“MY BEST DAY” | Writer-director, Erin Greenwell
[PREMIERE SCREENING: Saturday, January 21 6:00 pm –Yarrow Hotel Theatre, Park City]
I can trace back wanting to make movies to my father and “Butch Cassidy and the Sundance Kid.”
Once in grade school, I had a history presentation due. While watching the above mentioned movie with homework-is-due dread, I was struck with inspiration. I asked my dad “Is this true?”. “Yeah” he remarked. My fact checking was pretty dodgy. Pulse racing, I made my father point out the name in the Encyclopedia Britannica and then based the rest of my research off the movie.
The next day at school, I took it upon myself to secretly get dressed in the bathroom as a cowboy, stroll out from behind the cubicles separating the classes and give a full fledged and unsolicited living history presentation starting off with “Howdy.

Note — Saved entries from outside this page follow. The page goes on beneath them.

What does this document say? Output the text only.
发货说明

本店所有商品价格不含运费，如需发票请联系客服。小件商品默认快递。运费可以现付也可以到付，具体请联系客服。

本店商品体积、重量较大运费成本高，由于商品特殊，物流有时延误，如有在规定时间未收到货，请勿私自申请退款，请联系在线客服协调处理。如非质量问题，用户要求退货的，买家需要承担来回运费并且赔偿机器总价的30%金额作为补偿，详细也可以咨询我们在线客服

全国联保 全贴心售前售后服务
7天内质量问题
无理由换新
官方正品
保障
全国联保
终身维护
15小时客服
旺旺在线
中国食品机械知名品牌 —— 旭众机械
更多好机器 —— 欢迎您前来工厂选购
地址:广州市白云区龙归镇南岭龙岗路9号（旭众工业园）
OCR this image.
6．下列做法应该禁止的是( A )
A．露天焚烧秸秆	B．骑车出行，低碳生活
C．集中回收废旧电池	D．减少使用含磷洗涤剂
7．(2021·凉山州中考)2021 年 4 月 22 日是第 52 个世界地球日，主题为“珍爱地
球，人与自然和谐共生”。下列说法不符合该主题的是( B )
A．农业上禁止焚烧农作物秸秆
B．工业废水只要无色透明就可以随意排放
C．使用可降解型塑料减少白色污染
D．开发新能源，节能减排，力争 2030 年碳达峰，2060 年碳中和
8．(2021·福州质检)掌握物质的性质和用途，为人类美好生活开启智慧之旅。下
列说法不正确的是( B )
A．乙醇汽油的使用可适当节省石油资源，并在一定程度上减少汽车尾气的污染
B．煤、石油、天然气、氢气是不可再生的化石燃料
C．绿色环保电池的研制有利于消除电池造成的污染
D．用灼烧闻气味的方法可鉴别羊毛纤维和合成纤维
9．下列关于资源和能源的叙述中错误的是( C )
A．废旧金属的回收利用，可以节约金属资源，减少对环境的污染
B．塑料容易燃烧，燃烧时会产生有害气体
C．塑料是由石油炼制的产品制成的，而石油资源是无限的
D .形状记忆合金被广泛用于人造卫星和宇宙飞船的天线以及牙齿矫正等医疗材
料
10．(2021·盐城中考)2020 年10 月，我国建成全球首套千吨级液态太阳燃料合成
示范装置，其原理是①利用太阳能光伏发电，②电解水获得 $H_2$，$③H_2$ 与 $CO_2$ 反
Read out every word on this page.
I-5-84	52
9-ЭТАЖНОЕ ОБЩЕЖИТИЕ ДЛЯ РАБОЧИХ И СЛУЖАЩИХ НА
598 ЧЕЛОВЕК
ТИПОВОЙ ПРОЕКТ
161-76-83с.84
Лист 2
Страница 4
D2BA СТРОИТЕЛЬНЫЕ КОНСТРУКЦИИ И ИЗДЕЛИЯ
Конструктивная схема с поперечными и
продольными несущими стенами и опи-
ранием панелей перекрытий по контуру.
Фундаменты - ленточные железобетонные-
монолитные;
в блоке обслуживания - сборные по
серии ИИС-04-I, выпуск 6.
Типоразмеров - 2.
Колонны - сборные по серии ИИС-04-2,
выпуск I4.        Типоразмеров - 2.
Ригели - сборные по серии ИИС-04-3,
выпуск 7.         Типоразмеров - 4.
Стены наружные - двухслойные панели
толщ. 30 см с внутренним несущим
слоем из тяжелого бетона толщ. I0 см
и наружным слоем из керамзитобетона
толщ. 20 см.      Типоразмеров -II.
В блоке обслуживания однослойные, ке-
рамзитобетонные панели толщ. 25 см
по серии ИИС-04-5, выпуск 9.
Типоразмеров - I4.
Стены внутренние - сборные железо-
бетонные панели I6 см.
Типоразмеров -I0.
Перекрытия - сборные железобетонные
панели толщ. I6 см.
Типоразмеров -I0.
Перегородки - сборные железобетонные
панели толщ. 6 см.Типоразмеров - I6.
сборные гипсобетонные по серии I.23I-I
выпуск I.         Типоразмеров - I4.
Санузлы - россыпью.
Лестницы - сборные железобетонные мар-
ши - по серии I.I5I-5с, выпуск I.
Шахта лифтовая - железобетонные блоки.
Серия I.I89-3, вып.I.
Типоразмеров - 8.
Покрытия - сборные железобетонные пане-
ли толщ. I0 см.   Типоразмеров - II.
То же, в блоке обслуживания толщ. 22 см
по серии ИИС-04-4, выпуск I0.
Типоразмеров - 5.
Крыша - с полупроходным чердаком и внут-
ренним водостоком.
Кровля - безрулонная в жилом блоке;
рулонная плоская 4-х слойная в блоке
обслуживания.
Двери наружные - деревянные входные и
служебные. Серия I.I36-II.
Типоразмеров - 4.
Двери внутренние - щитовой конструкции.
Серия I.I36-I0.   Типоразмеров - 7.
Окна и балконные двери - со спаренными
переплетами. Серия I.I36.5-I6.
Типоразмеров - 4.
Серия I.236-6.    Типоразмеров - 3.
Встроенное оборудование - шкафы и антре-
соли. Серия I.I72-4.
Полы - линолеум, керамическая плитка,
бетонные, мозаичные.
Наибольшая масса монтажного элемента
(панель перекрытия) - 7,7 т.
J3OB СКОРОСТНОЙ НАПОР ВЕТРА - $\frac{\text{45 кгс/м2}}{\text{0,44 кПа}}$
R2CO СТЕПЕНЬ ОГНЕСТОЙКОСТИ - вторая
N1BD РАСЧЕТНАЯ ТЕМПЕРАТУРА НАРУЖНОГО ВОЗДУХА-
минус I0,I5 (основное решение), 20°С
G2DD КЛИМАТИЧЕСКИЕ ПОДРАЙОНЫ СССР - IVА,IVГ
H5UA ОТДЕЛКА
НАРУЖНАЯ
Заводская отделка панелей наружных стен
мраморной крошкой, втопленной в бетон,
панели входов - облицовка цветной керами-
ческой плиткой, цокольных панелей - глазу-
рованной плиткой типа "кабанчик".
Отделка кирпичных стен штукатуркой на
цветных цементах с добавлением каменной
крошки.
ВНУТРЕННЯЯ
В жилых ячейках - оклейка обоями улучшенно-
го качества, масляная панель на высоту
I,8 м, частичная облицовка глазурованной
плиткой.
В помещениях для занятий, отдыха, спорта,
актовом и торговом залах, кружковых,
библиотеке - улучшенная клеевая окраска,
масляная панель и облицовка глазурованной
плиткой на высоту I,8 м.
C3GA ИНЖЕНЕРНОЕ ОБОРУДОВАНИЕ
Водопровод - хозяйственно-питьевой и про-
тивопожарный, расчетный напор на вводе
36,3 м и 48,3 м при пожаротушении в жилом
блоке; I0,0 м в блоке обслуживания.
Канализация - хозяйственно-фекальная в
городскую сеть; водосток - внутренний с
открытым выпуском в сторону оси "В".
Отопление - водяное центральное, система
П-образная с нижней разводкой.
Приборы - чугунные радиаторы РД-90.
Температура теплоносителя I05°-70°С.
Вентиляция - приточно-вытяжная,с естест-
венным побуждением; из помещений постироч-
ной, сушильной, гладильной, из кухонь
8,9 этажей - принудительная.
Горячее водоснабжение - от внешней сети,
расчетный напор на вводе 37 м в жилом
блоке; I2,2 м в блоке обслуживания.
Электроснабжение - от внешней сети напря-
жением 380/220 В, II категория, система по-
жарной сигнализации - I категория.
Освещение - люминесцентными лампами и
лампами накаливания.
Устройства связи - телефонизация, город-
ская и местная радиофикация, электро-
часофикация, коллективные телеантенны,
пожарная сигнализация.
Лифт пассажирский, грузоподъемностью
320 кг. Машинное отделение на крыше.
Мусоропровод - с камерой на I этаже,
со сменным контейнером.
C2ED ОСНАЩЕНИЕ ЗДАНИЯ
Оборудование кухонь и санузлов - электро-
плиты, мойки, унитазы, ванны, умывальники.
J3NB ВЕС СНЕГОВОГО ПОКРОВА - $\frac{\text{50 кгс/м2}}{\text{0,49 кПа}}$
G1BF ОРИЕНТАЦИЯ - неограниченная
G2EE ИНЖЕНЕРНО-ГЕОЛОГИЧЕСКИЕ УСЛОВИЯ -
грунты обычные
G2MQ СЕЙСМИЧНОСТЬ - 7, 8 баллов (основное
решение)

My name’s Butch Cassidy and I’m from the Hole in the Wall Gang!”
I remember the startled and enraptured faces of my fellow students and as I launched into my monologue littered tidbits of truth, my brain split into a firework of thoughts “No way…They’re buying it…It’s working…”
The power of storytelling took hold. No one picked on me or called me weird because I had dazzled them with magic. From that point forward I wanted to tell stories and movies seemed this biggest way to do it.
When I was older, discovering Spike Lee’s She’s Gotta Have it, Rose Troche’s Go Fish and Steven Soderbergh’s Sex Lies and Videotape made me emboldened to pursue telling my stories and create a filmmaking community in spite of the obstacles of apparent limited marketability.
Comedies like John Water’s Hairspray and Mel Brook’s The Producers further confirmed the outsiders had a voice through comedy. All the more thrilling was the understanding that voice could be subversive and inclusive.
Finally, I’m a filmmaker because it’s hard. Hollywood movies that give the underdog the win have created my own stubbornness to persevere in an impossible business. It can be expensive. So many things can go wrong. It can be exclusionary to marginalized communities. To make a good independent movie with a cast and crew is therefore political to me. It’s the most positive form of “Take that!” I enjoy.
It takes such skill to rerender a dream across so many hands and the potential to share it with audiences in a theater or across broadband is so far reaching.
I will never stop making movies in one form or another.
You’ll have to pry the urge to risk from my cold dead hands.